After a short spell in Paris, which he did not think was all that wonderful, Schjeldahl settled in Greenwich Village and immersed himself in the downtown poetry scene. “For about a dozen years” in the long 1960s, Schjeldahl reflected in 2019, “I hung out, drank, and slept with artists who didn’t take me seriously. I observed, heard, overheard, and absorbed a great deal.” He barely slept so that he could make the maximum number of mistakes. One brief yet fortuitous encounter in those heady days was with Frank O’Hara, the poet and Museum of Modern Art curator whose occasional poems often feel proximate to pushing your ear to the brownstone wall and eavesdropping on your more exciting neighbour’s gossip from the night before. He called them “personal poems”. O’Hara stood as a kind of protector for an urbane and gregarious writerly sensibility that the younger poet-critic was beginning to cultivate.

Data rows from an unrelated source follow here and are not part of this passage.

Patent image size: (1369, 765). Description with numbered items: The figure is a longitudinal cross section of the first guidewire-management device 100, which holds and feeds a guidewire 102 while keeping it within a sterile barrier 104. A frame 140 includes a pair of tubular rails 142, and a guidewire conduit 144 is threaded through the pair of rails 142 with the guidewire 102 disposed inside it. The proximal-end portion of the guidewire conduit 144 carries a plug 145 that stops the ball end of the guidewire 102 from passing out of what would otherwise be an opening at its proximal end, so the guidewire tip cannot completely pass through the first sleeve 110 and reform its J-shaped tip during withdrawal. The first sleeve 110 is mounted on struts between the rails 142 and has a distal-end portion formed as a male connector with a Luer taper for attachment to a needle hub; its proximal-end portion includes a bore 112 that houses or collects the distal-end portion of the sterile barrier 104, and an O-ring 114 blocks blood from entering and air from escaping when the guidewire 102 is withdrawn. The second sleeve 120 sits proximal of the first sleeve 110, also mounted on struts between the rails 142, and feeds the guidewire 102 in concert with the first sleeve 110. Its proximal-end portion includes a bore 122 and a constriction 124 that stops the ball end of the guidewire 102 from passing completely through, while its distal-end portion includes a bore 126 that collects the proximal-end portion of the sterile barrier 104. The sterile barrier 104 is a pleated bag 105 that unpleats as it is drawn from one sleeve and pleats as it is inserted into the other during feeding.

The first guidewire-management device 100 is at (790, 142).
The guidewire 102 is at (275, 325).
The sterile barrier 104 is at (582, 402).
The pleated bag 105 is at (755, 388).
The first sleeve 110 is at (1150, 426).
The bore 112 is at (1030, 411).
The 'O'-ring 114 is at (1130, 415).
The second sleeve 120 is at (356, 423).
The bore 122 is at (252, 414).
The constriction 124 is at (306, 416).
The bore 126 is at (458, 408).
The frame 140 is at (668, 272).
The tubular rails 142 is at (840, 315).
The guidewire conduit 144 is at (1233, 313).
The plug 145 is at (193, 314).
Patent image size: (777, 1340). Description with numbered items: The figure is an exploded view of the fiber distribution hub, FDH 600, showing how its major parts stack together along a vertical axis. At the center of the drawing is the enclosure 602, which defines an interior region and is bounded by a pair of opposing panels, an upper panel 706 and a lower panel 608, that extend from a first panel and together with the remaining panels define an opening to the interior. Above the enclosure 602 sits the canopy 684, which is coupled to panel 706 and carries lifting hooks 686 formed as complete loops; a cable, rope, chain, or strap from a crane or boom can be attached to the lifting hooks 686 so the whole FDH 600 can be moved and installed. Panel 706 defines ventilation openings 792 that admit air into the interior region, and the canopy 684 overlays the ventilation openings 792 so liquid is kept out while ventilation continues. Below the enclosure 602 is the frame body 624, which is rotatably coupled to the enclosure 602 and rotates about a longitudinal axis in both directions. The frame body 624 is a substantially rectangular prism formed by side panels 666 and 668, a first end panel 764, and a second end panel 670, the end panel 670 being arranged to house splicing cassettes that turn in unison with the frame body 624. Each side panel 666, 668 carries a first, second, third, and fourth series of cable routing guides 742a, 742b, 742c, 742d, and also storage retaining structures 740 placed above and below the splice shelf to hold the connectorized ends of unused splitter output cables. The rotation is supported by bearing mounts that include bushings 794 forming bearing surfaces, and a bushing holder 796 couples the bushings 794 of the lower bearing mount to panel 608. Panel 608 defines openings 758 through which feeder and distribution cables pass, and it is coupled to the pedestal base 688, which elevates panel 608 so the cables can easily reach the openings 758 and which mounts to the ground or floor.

Around a year later, in July 1966, O’Hara died in a dune buggy accident on Fire Island. Schjeldahl penned a celebrated obituary in The Village Voice (where he was later art critic from 1990 to 1998): “Everything about O’Hara is easy to demonstrate and exceedingly difficult to ‘understand’,” he wrote with characteristic clarity. “And the aura of the legendary, never far from him while he lived, now seems about to engulf the memory of all he was and did.” The same might be said of Schjeldahl.
In the 1970s, Schjeldahl set out to work on an ultimately abandoned biography of O’Hara, and recorded hundreds of hours of interviews with the survivors and hangers-on of the New York scene. The project was resuscitated from the cutting room floor when Ada Calhoun, Peter and Brooke’s only child and a diligent writer, discovered the recordings by accident. In June 2022 she published the widely acclaimed Also a Poet: Frank O’Hara, My Father, and Me, a tender and hilarious portrait of a writer and father, who may have had shortcomings in the latter role but who never missed as a chronicler of New York’s art scene during the course of half a century. “I always said that when my time came, I’d want to go fast,” he reflected in “The Art of Dying”. “But where’s the fun in that?”
• Peter Schjeldahl, born Fargo, North Dakota, 20 March 1942; married Donnie Brooke Alderson (one daughter); died Bovina, New York, 21 October 2022.